Taking the supremum over $x\in I$ on both sides of (9), we have

$$\begin{array}{cc}\hfill \xi (\Gamma g,\Gamma h)& =∥\Gamma g-\Gamma h∥\hfill \\ \hfill & \le \frac{1}{s^{c_2}}{e}^{-\tau }·{\left(∥g-\Gamma g∥\right)}^{c_1}·{\left(∥h-\Gamma h∥\right)}^{c_2}\hfill \\ \hfill & =\frac{1}{s^{c_2}}{e}^{-\tau }·{\left(\xi (g,\Gamma g)\right)}^{c_1}·{\left(\xi (h,\Gamma h)\right)}^{c_2}\hfill \\ \hfill \Rightarrow \frac{\xi (\Gamma g,\Gamma h)}{\frac{1}{s^{c_2}}{\left(\xi (g,\Gamma g)\right)}^{c_1}·{\left(\xi (h,\Gamma h)\right)}^{c_2}}& \le e^{-\tau }\hfill \end{array}$$

$$\begin{array}{cc}\hfill & \Rightarrow ln\left[\frac{\xi (\Gamma g,\Gamma h)}{\frac{1}{s^{c_2}}{\left(\xi (g,\Gamma g)\right)}^{c_1}·{\left(\xi (h,\Gamma h)\right)}^{c_2}}\right]\le -\tau \hfill \\ \hfill & \Rightarrow ln\left[\xi (\Gamma g,\Gamma h)\right]-ln\left[\frac{1}{s^{c_2}}{\left(\xi (g,\Gamma g)\right)}^{c_1}·{\left(\xi (h,\Gamma h)\right)}^{c_2}\right]\le -\tau \hfill \\ \hfill & \Rightarrow \tau +ln\left[\xi (\Gamma g,\Gamma h)\right]\le ln\left[{\left(\xi (g,\Gamma g)\right)}^{c_1}·{\left(\frac{1}{s}\xi (h,\Gamma h)\right)}^{c_2}\right]\hfill \\ \hfill & \Rightarrow \tau +ln\left[\xi (\Gamma g,\Gamma h)\right]\le c_{1}ln\left[\left(\xi (g,\Gamma g)\right)\right]+c_{2}ln\left[\frac{1}{s}\left(\xi (h,\Gamma h)\right)\right].\hfill \end{array}$$

(10)

Taking $F\left(\delta \right)=ln\left(\delta \right)$, $\delta >0$, we have form (10):

$$\tau +F\left(\xi (\Gamma g,\Gamma h)\right)\le c_{1}F\left(\xi (g,\Gamma g)\right)+c_{2}F\left(\frac{1}{s}\eta (h,\Gamma h)\right),$$

for all $g,h\in M\backslash Fix(\Gamma )$ with $\Gamma g\ne \Gamma h$.
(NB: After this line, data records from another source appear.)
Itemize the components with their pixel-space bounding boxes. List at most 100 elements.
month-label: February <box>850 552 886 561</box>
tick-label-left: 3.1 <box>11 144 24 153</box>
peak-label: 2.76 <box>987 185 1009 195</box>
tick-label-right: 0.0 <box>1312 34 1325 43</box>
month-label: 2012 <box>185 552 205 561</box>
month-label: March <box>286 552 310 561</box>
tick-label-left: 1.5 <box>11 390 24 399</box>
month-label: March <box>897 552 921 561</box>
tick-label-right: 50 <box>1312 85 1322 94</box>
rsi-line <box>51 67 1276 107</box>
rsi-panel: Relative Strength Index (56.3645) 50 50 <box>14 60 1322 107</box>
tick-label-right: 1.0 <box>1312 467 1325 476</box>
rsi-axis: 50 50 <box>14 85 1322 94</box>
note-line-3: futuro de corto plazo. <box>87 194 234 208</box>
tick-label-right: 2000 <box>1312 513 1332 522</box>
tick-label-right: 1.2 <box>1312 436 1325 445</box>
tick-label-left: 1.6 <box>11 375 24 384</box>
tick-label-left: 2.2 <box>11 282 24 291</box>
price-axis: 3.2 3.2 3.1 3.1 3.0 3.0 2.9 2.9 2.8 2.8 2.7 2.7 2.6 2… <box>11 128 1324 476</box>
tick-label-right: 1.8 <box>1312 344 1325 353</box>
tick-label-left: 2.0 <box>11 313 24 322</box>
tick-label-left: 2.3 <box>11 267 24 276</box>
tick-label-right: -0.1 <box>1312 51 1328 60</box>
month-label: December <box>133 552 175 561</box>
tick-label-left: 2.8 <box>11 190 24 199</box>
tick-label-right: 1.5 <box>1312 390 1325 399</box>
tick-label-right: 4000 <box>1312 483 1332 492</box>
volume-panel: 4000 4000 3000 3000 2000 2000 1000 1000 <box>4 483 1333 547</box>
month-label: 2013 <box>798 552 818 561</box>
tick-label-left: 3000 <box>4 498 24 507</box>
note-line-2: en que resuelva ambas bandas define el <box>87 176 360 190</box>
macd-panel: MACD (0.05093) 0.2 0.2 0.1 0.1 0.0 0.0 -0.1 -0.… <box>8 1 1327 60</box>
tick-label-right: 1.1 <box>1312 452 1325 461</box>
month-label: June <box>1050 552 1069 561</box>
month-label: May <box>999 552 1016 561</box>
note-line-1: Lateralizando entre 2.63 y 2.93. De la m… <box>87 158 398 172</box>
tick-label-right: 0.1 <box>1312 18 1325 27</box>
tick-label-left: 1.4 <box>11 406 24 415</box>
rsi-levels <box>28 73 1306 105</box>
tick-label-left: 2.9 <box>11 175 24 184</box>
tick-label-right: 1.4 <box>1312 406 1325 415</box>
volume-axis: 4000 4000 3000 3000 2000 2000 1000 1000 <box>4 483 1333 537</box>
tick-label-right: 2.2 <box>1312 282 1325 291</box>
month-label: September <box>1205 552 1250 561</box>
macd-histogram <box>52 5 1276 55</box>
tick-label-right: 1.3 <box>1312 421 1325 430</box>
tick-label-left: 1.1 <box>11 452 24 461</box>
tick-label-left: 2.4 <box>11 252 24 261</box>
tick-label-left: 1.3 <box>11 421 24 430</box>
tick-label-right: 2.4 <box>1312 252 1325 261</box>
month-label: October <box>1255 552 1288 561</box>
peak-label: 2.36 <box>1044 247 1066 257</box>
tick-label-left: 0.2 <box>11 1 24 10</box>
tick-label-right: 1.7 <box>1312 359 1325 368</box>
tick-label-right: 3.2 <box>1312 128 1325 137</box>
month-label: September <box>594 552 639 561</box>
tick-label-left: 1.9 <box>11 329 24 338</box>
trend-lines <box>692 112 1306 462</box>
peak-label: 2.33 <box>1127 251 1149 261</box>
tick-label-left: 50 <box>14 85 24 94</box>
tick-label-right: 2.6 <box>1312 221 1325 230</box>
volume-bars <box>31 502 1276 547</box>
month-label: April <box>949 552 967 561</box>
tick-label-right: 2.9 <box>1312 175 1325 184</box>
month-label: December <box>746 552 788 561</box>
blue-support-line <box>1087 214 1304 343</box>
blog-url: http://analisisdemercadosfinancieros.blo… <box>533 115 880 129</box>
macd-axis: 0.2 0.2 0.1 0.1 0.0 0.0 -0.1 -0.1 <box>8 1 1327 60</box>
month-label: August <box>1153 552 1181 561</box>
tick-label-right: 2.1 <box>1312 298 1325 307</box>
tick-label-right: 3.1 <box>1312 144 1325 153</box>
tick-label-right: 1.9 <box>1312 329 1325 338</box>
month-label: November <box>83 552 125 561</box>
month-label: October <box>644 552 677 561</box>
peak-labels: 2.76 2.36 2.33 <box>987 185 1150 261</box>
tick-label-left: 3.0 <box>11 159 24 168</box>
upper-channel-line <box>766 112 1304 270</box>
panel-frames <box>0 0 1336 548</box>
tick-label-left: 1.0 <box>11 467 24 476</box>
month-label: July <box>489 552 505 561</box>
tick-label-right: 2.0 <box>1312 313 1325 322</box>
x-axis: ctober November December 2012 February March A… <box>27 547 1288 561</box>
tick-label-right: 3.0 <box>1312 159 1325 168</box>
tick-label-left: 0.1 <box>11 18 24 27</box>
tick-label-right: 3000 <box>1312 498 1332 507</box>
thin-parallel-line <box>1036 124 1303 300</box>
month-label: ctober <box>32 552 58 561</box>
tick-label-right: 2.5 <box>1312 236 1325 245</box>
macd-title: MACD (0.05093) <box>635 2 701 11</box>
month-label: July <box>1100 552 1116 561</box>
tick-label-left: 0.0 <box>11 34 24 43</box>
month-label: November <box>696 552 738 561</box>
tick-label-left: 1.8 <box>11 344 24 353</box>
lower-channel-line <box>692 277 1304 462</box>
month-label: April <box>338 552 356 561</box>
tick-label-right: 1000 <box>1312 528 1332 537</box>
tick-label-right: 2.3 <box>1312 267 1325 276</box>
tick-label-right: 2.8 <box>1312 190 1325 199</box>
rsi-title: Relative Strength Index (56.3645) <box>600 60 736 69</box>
Hence, per Theorem 2, $\Gamma$ has a unique fixed point; therefore, the integral Equation (7) has a unique solution. □

6. Conclusions

In this paper, we have introduced extended interpolative CRR-type F-contraction and interpolative Kannan-type F-contraction mappings in a bMS. The existence of fixed point results has been established for the new contraction maps. We have provided examples involving both finite and infinite bMSs. This work can be extended in the future to investigate discontinuity results at the fixed points. Applications of these extended results may point out new iterative schemes for the solution of differential and integral equations.